Educación superior en Chile, transformación o crisis

Educación superior en Chile, transformación o crisis. El documento, llamado Transformación o crisis: el dilema de la educación superior en Chile, presenta sugerencias de política pública que conduzca a mejor estrategia.

Chile educación superior

“Es de suma urgencia repensar la educación superior desde una perspectiva de largo plazo en relación con la sociedad civil y el aparato institucional del estado”, dice nuevo informe del centro de investigación gubernamental Millennium Nucleus Student Experience in Higher Education en Chile.

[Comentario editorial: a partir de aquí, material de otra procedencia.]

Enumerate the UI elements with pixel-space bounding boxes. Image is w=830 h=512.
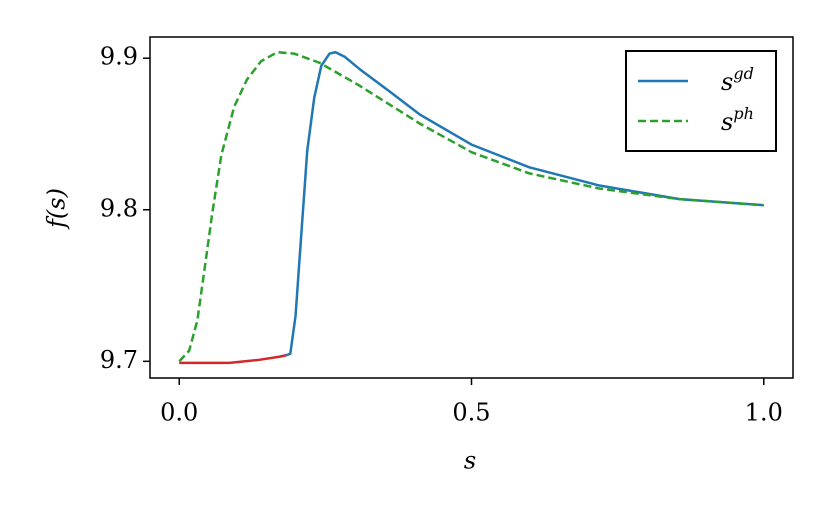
y-tick-label: 9.7 [100, 346, 138, 374]
x-tick-label: 0.5 [452, 399, 490, 427]
legend-label: sgd [721, 64, 754, 96]
x-tick-label: 1.0 [745, 399, 783, 427]
x-tick-label: 0.0 [160, 399, 198, 427]
y-tick-label: 9.9 [100, 43, 138, 71]
y-tick-label: 9.8 [100, 194, 138, 222]
plot-frame [149, 36, 794, 379]
series-line [178, 50, 764, 363]
series-line [179, 354, 287, 365]
y-axis-label: f(s) [43, 188, 71, 230]
series-line [285, 50, 764, 357]
x-axis-label: s [464, 447, 476, 475]
legend-box [625, 50, 777, 152]
legend-label: sph [721, 104, 754, 136]
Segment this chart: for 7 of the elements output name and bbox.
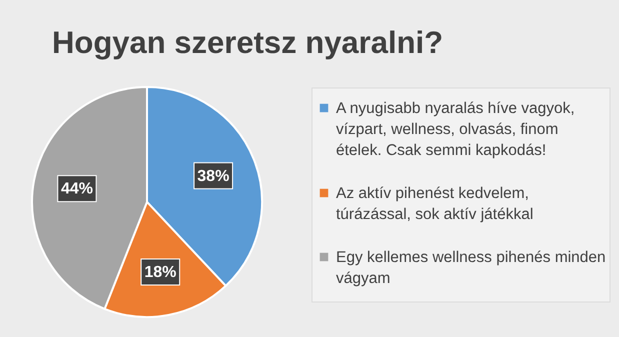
chart-title: Hogyan szeretsz nyaralni? xyxy=(52,25,444,60)
data-label: 44% xyxy=(60,180,93,198)
legend-label: Egy kellemes wellness pihenés minden vágyam xyxy=(336,249,606,287)
data-label: 38% xyxy=(197,168,230,185)
data-label: 18% xyxy=(144,264,176,282)
legend-label: A nyugisabb nyaralás híve vagyok, vízpart, wellness, olvasás, finom ételek. Csak semmi kapkodás! xyxy=(336,100,575,159)
legend-label: Az aktív pihenést kedvelem, túrázással, sok aktív játékkal xyxy=(336,185,534,223)
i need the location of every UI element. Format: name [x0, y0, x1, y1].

Las nuevas políticas han creado dificultades además de problemas antiguos no resueltos.

El centro de investigación es uno de los 36 centros de excelencia que se enmarcan en la Iniciativa Científica del Milenio de la Agencia Nacional de Investigación y Desarrollo del gobierno de Chile.

El escrito comienza reconociendo “el gran dinamismo e innovación en materia de políticas de educación superior”, señalando la reforma de 2018 como el mejor ejemplo. Las nuevas políticas, sin embargo, han abierto nuevos desafíos que coexisten con problemas no resueltos, dice. Se enumeran varios problemas.

Matrícula y equidad

Hay un estancamiento de la matrícula y persisten las limitaciones en materia de equidad e igualdad de oportunidades. Desde el retorno de la democracia en Chile en 1990, la matrícula de educación superior se ha quintuplicado, hasta un total de 1.221.017 estudiantes en 2020, con la ayuda de varios programas de asistencia al estudiante, incluida la política de matrícula gratuita iniciada en 2016.

Al mismo tiempo, la brecha entre los estudiantes de educación superior de los grupos de ingresos más altos y más bajos se redujeron drásticamente, colocando a Chile como el país latinoamericano con la brecha de acceso a la educación superior más baja entre ricos y pobres.

Sin embargo, persiste la inequidad en el acceso, principalmente en relación con la educación superior de calidad, la retención de estudiantes, la graduación y las oportunidades laborales futuras.

Un número desproporcionado de estudiantes de menores ingresos se concentra en el 41,2% de las instituciones de educación superior que no están acreditadas. Los sistemas de admisión privilegian los logros académicos previos que, en Chile, están estrechamente relacionados con factores sociales, económicos y geográficos.

En los últimos cinco años, la matrícula en los colegios técnicos se ha reducido en un 5,5% y en un 5,1% en los institutos profesionales. La caída en la matrícula afectó a las regiones más al norte de Atacama (-15,4%) y más al sur de Magallanes (-14,5%), así como a instituciones y programas menos selectivos.

Éxito estudiantil

Hay dificultades de retención, progresión y finalización de estudios. Aunque la educación superior chilena ha modernizado los planes de estudio y desarrollado una variedad de programas de apoyo al acceso, la progresión y el logro, estos carecen de equidad, calidad, relevancia y pertinencia, según un informe de la OCDE de 2017.

Las tasas de deserción siguen siendo altas: alrededor de un tercio de los estudiantes de licenciatura abandonan los estudios en su primer año y casi la mitad lo hacen en los años siguientes. Además, el 36%, de media, tardan más en finalizar sus estudios.

Para solucionar el problema, el escrito recomienda el diseño de currículos más acordes a las necesidades de los estudiantes dado que, en la actualidad, los currículos están enfocados a la formación profesional tradicional, con demasiado contenido y especialización, rigidez y apoyo insuficiente para los estudiantes.